Foto: DW/Renate Krieger
Para acabar com a dependência do petróleo...
A diversificação da economia poderia ser uma solução, diz o Fundo Monetário Internacional (FMI). O governo angolano criou um fundo soberano do petróleo para investir no país e no estrangeiro, e para ter uma reserva caso haja oscilações no preço do chamado "ouro negro". Uma alternativa, segundo especialistas, poderia ser a agricultura, já que o petróleo só deve durar mais 20 ou 30 anos.
Foto: DW/R. Krieger
Angola atrai estrangeiros
Vêem-se muitas placas em chinês e empresas chinesas em Angola. Os chineses são a maior comunidade estrangeira no país. Em seguida, vêm os portugueses, que em parte fogem à crise económica europeia. Depois, os brasileiros, por causa da proximidade cultural.

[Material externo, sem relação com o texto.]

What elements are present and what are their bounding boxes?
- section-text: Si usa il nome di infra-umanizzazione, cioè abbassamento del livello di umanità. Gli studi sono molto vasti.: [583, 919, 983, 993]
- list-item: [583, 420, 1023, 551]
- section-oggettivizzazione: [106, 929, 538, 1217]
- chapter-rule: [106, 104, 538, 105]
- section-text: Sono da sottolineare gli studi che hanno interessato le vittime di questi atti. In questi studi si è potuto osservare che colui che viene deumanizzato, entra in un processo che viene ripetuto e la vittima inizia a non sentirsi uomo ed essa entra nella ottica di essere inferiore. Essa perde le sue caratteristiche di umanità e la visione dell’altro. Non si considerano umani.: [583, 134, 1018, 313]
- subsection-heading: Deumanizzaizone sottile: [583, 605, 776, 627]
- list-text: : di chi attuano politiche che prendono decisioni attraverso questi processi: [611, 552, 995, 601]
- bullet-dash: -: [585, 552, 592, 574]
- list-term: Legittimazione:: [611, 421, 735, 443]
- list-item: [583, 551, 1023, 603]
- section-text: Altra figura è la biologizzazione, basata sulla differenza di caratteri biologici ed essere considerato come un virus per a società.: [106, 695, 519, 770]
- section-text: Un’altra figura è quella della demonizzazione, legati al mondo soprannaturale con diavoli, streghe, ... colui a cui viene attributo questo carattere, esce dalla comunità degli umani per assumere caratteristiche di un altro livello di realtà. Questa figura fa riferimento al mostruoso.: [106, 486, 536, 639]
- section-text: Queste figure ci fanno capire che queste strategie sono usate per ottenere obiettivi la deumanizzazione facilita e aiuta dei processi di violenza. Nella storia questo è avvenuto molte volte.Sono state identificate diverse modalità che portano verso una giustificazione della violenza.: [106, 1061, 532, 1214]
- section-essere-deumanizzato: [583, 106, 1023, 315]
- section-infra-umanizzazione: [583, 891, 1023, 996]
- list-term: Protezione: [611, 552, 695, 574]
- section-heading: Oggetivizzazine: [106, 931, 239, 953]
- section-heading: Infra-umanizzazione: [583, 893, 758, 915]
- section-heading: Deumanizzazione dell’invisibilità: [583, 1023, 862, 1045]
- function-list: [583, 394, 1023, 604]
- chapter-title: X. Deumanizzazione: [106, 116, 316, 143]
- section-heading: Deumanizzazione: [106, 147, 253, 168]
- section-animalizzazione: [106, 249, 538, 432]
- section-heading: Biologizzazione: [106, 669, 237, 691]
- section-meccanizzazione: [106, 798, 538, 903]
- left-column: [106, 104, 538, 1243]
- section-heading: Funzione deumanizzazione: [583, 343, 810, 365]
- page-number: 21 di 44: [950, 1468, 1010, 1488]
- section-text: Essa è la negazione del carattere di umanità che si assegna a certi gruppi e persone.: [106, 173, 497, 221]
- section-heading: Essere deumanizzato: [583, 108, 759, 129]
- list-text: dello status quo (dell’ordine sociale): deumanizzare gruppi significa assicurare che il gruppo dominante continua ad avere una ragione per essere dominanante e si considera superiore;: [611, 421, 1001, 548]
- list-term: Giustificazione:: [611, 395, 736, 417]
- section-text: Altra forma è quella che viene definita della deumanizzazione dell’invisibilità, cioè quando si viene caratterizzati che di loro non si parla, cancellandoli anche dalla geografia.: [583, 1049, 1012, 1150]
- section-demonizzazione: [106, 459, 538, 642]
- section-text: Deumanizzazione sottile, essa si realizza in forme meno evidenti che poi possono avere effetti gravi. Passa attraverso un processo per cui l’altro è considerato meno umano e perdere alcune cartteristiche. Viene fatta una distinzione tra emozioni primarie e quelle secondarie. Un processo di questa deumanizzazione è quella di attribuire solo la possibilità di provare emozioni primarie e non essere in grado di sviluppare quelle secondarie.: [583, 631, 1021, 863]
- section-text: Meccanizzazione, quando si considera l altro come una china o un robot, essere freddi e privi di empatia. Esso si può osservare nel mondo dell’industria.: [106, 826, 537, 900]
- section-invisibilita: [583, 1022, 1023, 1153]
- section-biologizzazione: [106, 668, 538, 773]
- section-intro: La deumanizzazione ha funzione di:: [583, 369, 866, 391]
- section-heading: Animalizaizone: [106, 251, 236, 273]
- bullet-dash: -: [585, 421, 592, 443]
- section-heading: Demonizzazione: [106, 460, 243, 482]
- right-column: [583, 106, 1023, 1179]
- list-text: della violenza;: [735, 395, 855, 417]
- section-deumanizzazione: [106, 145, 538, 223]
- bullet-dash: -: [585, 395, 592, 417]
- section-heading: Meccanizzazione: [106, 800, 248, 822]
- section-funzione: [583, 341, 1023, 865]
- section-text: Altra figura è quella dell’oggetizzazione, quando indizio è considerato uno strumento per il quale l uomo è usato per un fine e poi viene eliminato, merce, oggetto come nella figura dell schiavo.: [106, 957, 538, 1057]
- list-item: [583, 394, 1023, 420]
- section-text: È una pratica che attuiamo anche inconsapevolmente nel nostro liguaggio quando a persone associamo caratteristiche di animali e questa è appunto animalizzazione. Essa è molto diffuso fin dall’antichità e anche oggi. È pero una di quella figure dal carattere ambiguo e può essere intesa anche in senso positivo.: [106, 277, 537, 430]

Todos querem uma parte da riqueza angolana ou investem na reconstrução do país.
Foto: DW/R. Krieger
Homem X Asfalto
Para o educador Fernando Pinto Ndondi, o governo angolano deveria investir "no homem e não no asfalto". Há cinco anos, Fernando e sua famíla foram desalojados da ilha de Luanda por causa da construção de uma estrada. Agora vivem nestas casas precárias. O governo constrói novas casas para a população. Porém, os preços, a partir de 90 mil dólares, são altos demais para a maior parte dos angolanos.
Foto: DW/Renate Krieger
Para onde vai o dinheiro?
O que aconteceu com 32 mil milhões de dólares lucrados pela empresa petrolífera estatal angolana Sonangol entre 2007 e 2011? Um relatório do FMI constatou, em 2011, que faltava essa soma nos cofres públicos. A Sonangol diz ter investido o dinheiro em infraestrutura. Elias Isaac, da Open Society, diz que o governo disponibiliza mais informações – o que "não é sinônimo de transparência".